Aus der Mikrowelle.

Schwachbrüstig aufgewärmte Storymodule aus dem Bauerntheater oder weißgottnicht aus welcher Billigschublade servieren uns die Drehbuchautoren Kathrin Richter, Jürgen Schlagenhof und Andrea Sixt (wobei ein paar gute Pointen zu den urmenschlichen Themen, Mensch, Mann, Frau, Liebe auszunehmen sind) in der hölzernen, kinofern freudlosen Inszenierung von Rainer Kaufmann.

Erträglich macht die schwache Kost das Trio der famosen Hauptdarstellerinnen Gisela Schneeberger, Rosalie Thomass und Bettina Mittendorfer, die innerhalb eines insgesamt biederen TV-Castes und auf ausgedörrter Kino-Erde agieren müssen.

Marienzell gehört zu den schwachen, abgehängten Regionen (nicht mal das wird klar definiert). Es braucht für neue Blüte dringend einen Glasfaserkabelanschluss. Doch das rechnet sich für die Gesellschaften nicht oder würde das Dorf 200′ 000 Euro kosten.

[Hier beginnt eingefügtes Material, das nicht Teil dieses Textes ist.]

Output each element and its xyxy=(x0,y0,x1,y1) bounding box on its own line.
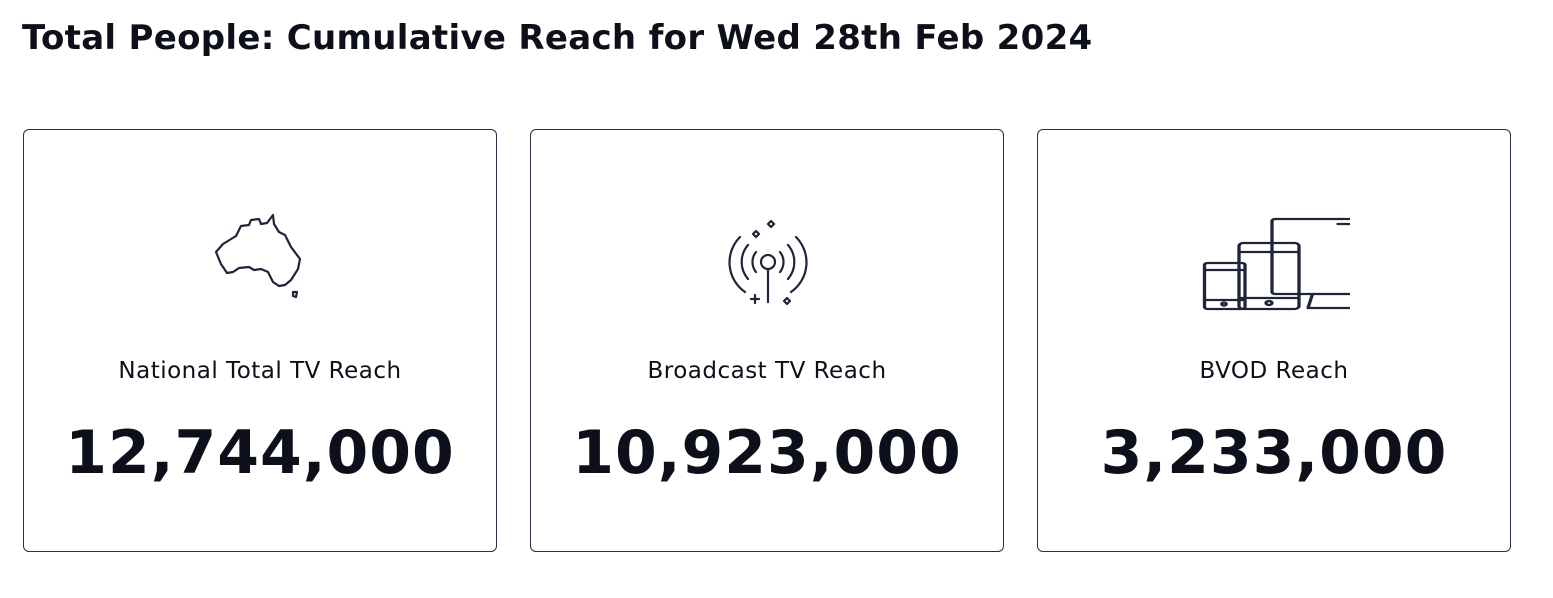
card-label: BVOD Reach xyxy=(1199,358,1349,384)
page-title: Total People: Cumulative Reach for Wed 2… xyxy=(22,18,1093,58)
card-label: National Total TV Reach xyxy=(118,358,402,384)
reach-card: Broadcast TV Reach 10,923,000 xyxy=(530,129,1004,552)
card-value: 12,744,000 xyxy=(65,418,455,488)
reach-card: BVOD Reach 3,233,000 xyxy=(1037,129,1511,552)
reach-card: National Total TV Reach 12,744,000 xyxy=(23,129,497,552)
card-label: Broadcast TV Reach xyxy=(647,358,887,384)
card-value: 10,923,000 xyxy=(572,418,962,488)
broadcast-icon xyxy=(728,219,808,306)
devices-icon xyxy=(1202,217,1350,311)
card-value: 3,233,000 xyxy=(1100,418,1448,488)
australia-icon xyxy=(214,213,302,299)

Das heiße Trio, das im letzten Film noch inneren Widerstand überwinden musste, um eine Sex-Hotline zu betreiben, hört von einem Tanzwettbewerb im Nachbarort. Man könne dort 10′ 000 Euro gewinnen. Das wäre doch ein Anfang – schmälert jedoch die dramaturgische Energie drastisch.

Noch drastischer wird diese Wirkungsminderung der Story durch die wenig gezielten und ungeschickten Übungsversuche. Und wie die drei Frauen dann doch hinfahren zum Wettbewerb nach diversen Hindernissen, so treten nicht mal alle drei an.

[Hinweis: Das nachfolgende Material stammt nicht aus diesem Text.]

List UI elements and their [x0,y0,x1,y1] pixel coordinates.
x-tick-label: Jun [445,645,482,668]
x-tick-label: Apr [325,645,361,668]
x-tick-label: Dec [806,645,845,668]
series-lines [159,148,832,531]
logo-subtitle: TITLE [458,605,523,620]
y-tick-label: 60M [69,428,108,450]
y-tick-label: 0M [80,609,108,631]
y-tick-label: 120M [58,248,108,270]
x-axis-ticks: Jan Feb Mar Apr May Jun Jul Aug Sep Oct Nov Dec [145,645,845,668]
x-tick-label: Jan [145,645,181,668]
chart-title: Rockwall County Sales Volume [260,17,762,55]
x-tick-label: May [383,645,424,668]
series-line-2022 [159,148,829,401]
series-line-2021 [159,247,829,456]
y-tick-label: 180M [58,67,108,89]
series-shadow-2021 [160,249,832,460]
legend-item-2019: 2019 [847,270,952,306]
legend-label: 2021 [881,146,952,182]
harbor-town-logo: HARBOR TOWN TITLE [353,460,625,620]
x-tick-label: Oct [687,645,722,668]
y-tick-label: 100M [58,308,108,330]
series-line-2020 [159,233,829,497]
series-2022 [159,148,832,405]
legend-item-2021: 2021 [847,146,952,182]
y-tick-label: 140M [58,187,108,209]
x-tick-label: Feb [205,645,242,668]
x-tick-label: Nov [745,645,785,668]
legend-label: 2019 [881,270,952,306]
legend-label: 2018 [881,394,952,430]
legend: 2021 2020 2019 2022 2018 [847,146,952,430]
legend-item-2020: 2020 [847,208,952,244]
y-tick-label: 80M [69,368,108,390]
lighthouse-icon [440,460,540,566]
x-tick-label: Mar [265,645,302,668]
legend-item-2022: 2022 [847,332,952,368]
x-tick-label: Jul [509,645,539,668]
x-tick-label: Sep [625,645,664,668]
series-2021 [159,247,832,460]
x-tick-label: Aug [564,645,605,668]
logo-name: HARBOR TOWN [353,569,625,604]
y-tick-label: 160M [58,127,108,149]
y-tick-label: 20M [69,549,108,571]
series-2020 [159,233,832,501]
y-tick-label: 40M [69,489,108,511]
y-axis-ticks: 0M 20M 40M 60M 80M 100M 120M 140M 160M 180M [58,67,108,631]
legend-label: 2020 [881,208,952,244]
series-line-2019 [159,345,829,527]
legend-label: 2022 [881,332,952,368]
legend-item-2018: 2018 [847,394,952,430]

Also selbst der daramaturgische Höhepunkt wird noch vermasselt. Wenn wir schon beim Vermasseln und Versemmeln sind, da fängt Rainer Kaufmann gleich zu Beginn mit an. Er lässt Lena im Bikini auf dem Traktor durch das Dorf fahren (das abgelutschte Motiv: dass bei ihr mit 30 die Uhr ticke und ihr Macker zeugungsunlustig sei). Das könnte ein kinematographisches Fressen sein, so eine Fahrt und gleich eine hohe Temperatur für den Film mit dem Anspruch „heiß“ vorgeben. Nichtsdesgleichen bei Kaufmann. Er lässt den Traktor so unlustig durchs Dorf fahren mit dem ewig gleichen Abstand zur Kamera als sei er ein in Routine verfrusteter BR-Kameramann und schiebe Dienst nach Vorschrift (weil die von den Gwerkschaften geforderte Tariferhöhung vom BR abgelehnt wird?), als sei ihm jegliches Faible fürs Kinematographische abhanden gekommen, verkümmert. Für das Kino ist das ein Totalausfall.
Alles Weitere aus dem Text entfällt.